In
Tunesien wurde die autoritäre Regierung durch eine auf den Gewerkschaften und
der Jugend basierenden Bewegung gestürzt, die Islamisten traten nicht in Erscheinung.
Am 11. Februar 2011 war auch die Volksbewegung in Ägypten erfolgreich und verjagte
den autoritären Herrscher Mubarek. Auch in anderen Ländern im islamischen Bereich
sehen die Völker nach ihren Herrschern, denn es ist noch viel Zorn übrig.
Als seinerzeit in der Sowjetunion Gorbatschow - ohne wirklich vernünftige Reformversuche einzuleiten
- den endgültigen Zusammenbruch des Ostblocks in die Wege leitete, ging auf unserer Welt
die bipolare Epoche zu Ende, der westliche Kapitalismus hatte gesiegt und war
nun Monopolist. In dieser desaströsen Situation bildete sich mangels einer vernünftigen
Konkurrenz der politische Islam politdarwinistisch als neuer Gegenpol. Kurz
vorher waren Osama Bin Laden und seine Kämpfer noch Verbündete der USA gewesen,
nachdem man gemeinsam gegen die Kommunisten in Afghanistan gesiegt und sich
im Iran der Islam als antiwestliche Macht etabliert hatte, konnte der politische
Islam in Teilen der Welt den Gegenpart zum US-Imperialismus und zur neoliberalen
Globalisierung einnehmen. Nine-Eleven und ein von den US-Volltrotteln zweimal
gewählter Volltrottel als US-Präsident festigten diese Entwicklung.
Aber
es gibt inzwischen auch eine andere Entwicklung. Die VR China hat sich als
zweite Weltmacht etabliert, in Südamerika sind die von den USA gesteuerten Regierungen
weitgehend verschwunden, die USA sind zwar politisch und ökonomisch noch Weltmacht
Nummer eins, aber stark angeschlagen. Andererseits hat die durch den Kapitalismus
hervorgebrachte wissenschaftlich-technische Entwicklung unsere Alltagswelt derart
verändert, dass auch in konservativen Ländern eine Vorwärtsentwicklung in der
Lebensart stattfinden konnte (oder sogar musste). Was aber wiederum den Widerstand
traditionell-religiöser Gruppierungen hervorruft: Für den gestrigen Gott, gegen
die Welt von heute.
Im Bereich des Islam
stehen daher zwei Wege offen: der Weg ins 21. Jahrhundert
oder der Weg zur Identifikation mit einer Religion.
Sozusagen Face-Book oder
Allah.
Auch in Ägypten haben die "Moslembrüder" beim Sturz Mubareks keine
wichtige Rolle gespielt.
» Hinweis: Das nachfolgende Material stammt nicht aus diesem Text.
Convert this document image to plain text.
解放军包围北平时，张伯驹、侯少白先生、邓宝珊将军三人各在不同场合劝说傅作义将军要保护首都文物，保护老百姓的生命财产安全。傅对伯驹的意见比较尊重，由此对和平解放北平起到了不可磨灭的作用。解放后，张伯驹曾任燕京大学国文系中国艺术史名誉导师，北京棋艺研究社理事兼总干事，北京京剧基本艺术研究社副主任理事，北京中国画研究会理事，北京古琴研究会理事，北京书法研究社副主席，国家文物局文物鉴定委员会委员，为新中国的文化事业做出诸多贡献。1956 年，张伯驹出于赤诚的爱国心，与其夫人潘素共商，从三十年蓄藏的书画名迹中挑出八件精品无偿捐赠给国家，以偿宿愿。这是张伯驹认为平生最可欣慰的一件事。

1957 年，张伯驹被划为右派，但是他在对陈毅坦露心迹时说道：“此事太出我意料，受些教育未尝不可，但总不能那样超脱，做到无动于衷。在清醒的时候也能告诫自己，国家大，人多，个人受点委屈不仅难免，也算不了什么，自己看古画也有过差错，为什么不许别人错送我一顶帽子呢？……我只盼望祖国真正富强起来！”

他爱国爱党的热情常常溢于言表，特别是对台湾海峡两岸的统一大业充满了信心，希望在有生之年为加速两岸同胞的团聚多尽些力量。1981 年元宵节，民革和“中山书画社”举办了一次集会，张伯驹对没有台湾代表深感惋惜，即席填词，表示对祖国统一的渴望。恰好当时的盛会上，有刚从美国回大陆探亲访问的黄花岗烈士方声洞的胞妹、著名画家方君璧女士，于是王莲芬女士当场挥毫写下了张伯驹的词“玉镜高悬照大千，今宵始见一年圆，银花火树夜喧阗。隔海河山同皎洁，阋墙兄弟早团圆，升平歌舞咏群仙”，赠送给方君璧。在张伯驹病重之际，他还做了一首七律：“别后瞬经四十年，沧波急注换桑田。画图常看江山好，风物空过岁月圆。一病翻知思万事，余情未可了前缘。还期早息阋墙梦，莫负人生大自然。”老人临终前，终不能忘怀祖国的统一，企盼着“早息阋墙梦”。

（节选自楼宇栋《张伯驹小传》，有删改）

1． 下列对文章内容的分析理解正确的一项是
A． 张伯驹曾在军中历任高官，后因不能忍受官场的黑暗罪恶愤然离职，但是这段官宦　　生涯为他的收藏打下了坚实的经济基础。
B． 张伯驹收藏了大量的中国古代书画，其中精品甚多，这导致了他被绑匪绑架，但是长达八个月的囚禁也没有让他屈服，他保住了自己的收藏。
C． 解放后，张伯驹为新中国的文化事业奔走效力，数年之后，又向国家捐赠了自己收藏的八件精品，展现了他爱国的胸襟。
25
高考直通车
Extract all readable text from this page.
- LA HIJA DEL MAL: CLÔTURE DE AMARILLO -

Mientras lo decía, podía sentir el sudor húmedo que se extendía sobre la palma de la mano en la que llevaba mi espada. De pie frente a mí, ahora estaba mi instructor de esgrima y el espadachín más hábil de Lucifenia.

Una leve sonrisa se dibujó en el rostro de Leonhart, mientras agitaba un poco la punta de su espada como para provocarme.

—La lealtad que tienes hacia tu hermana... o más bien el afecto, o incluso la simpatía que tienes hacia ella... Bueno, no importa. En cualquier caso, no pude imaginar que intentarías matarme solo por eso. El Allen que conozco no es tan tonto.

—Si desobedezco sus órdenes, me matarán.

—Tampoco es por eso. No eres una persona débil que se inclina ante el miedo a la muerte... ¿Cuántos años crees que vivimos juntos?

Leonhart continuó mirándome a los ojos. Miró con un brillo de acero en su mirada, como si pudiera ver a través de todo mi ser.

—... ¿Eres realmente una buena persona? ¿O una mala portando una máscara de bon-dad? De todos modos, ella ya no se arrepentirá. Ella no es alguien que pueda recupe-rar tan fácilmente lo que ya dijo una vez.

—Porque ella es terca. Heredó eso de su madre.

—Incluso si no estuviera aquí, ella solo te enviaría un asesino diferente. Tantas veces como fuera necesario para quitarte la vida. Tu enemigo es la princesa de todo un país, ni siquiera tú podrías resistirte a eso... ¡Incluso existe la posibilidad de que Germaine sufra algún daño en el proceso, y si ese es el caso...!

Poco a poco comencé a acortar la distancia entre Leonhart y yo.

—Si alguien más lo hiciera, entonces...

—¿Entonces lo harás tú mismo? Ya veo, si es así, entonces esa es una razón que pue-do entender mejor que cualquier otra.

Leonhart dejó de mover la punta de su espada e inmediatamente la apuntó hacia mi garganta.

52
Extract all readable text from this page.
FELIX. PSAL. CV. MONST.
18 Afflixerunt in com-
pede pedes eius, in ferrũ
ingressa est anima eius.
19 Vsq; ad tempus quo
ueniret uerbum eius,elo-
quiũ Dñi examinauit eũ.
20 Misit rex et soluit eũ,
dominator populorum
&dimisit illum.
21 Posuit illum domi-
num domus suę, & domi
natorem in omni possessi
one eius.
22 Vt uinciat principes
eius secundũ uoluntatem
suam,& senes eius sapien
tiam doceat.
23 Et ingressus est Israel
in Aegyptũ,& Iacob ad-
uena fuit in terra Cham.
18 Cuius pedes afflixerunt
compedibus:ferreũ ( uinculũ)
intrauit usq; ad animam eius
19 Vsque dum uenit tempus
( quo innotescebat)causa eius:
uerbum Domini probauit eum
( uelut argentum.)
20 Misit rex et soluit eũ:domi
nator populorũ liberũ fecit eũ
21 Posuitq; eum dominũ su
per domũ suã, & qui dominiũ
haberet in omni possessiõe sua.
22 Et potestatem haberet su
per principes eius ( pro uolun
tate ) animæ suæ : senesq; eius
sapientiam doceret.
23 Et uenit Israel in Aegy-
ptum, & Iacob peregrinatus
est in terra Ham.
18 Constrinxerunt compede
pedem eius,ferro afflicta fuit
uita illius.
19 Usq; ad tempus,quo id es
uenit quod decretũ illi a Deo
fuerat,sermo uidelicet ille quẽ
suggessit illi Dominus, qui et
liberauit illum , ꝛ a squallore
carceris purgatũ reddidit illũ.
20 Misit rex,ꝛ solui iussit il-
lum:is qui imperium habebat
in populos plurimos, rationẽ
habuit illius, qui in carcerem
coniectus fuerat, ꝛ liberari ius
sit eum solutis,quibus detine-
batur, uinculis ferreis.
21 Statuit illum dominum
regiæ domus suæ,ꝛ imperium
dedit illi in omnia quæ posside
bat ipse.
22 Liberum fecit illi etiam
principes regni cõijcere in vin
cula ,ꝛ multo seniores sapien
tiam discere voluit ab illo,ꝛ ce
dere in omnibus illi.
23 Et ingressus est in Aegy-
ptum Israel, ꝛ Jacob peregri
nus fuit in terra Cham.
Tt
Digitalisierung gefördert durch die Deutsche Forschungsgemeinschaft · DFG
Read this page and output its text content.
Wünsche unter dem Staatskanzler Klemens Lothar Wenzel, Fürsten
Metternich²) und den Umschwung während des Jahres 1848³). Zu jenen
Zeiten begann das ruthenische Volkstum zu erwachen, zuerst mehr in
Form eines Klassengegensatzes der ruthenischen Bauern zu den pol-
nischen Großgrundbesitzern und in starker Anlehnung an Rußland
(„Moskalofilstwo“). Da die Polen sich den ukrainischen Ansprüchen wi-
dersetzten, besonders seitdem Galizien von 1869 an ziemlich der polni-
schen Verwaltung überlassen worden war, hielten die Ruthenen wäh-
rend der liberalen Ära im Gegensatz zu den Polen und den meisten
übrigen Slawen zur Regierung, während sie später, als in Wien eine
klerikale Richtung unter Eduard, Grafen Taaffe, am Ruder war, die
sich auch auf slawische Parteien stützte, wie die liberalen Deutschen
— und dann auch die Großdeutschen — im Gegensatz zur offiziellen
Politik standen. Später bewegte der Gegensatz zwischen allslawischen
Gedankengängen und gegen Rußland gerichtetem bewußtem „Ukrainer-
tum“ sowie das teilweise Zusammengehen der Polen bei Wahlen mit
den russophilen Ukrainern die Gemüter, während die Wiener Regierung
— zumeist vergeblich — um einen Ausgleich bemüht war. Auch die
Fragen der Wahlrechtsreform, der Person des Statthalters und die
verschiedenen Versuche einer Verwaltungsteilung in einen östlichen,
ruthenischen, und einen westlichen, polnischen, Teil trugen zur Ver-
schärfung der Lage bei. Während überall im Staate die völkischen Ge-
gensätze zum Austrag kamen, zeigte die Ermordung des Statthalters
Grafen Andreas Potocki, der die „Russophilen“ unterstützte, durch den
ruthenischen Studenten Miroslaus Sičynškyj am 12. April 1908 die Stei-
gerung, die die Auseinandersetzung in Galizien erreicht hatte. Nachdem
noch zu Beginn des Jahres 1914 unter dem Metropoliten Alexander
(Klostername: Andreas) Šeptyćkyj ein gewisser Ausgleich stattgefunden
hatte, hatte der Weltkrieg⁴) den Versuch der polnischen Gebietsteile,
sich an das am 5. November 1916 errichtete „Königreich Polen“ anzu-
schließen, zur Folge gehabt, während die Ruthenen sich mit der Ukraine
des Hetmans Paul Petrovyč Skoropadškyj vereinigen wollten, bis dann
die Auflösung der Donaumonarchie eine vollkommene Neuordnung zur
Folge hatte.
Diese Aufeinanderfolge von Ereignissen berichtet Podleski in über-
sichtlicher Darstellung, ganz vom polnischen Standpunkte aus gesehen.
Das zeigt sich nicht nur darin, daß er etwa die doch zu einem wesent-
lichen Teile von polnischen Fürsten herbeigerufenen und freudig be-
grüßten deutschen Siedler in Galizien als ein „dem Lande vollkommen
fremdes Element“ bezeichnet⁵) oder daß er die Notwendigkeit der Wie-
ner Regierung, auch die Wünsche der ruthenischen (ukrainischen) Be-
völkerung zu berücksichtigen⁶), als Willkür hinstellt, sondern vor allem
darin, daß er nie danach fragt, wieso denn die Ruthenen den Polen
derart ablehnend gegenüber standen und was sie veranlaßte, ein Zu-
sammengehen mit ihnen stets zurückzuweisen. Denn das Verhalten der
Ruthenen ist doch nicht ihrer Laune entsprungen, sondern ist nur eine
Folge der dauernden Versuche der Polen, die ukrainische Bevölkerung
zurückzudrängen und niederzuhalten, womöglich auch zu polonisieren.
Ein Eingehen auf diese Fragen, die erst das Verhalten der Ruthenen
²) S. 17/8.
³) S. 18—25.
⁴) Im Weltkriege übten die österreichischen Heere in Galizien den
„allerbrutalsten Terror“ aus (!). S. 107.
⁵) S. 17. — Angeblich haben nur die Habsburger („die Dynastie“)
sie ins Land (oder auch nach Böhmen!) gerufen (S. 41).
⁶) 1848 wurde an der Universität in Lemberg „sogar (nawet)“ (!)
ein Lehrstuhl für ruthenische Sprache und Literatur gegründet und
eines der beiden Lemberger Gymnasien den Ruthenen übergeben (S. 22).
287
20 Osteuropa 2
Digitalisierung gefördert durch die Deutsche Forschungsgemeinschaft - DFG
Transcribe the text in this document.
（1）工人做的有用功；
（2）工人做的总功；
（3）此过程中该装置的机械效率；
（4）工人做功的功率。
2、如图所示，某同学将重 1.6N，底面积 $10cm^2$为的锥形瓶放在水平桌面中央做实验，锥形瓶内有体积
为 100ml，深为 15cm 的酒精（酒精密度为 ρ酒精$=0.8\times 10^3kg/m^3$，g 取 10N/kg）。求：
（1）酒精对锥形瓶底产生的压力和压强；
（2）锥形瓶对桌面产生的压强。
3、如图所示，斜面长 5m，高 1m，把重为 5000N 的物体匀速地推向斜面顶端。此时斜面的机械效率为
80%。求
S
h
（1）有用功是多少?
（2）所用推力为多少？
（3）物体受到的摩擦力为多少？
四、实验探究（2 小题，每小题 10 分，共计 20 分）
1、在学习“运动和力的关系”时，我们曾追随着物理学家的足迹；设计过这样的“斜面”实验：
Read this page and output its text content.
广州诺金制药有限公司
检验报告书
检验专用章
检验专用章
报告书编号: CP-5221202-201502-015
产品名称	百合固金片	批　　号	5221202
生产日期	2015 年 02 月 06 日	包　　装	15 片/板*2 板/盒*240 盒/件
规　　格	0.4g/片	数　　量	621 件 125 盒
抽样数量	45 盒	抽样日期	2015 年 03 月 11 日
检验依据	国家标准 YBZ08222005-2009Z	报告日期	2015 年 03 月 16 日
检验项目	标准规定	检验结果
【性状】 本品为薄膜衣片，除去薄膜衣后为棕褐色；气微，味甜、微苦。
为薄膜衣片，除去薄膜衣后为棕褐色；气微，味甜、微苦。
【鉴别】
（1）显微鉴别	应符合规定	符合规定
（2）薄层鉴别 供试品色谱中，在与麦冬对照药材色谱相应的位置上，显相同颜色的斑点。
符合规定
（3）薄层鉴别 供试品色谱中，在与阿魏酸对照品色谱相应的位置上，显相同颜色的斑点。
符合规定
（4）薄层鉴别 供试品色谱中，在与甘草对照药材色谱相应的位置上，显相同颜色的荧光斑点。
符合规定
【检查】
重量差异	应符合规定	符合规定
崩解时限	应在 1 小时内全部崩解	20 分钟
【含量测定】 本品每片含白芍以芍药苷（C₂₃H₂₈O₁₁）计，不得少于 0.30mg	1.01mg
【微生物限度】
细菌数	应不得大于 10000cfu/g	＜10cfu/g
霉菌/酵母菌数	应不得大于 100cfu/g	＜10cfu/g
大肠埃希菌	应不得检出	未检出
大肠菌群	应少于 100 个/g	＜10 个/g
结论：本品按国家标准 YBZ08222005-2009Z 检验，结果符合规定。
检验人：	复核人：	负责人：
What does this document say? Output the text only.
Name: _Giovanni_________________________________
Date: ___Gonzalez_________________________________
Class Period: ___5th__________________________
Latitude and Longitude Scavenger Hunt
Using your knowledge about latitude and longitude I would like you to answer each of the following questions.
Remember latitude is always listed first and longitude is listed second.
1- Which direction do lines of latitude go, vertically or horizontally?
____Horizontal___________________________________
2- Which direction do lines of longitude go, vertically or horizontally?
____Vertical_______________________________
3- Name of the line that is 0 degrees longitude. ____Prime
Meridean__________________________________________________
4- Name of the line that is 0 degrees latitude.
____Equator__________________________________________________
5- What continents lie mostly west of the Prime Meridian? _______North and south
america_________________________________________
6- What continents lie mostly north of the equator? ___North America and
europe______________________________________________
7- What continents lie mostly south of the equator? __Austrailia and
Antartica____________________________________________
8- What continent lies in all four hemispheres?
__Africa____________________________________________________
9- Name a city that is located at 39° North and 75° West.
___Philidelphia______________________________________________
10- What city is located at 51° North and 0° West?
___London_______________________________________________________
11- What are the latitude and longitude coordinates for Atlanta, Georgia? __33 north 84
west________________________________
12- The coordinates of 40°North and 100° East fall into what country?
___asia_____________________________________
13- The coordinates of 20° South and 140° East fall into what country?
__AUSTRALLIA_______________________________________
Bei den Berichten von den Demos sah man zwar auch religiös
markierte Frauen, aber es schienen anteilsmäßig weniger zu sein als in einem Wiener U-Bahnwaggon,
man sah auch kniende Männer, die Gott dankten für Mubareks Sturz, aber die Mehrheit
regte die Fäuste. Wenn es in Ägypten gelingt, dass zukunftsorientierte,
aufgeklärte Menschen den Weg bestimmen können, dann hat mit diesen Umstürzen
in Tunesien und Ägypten auch der Islamismus eine Niederlage erlitten, wenn in
Ägypten - so wie seinerzeit im Iran nach dem Sturz des Schah - jedoch
der Islam die tragende Rolle erlangen kann, dann hat die aufgeklärte Welt ein
Problem. Weil dann verschärft sich die jetzige Lage beträchtlich, der politische
Islam würde dann sogleich auch nach anderen Ländern greifen, das westliche
Monopol bekäme einen stärkeren Widerpart. Jedoch einen unberechenbaren und mehr
als unnützen Widerpart aus einer Welt von vorvorgestern.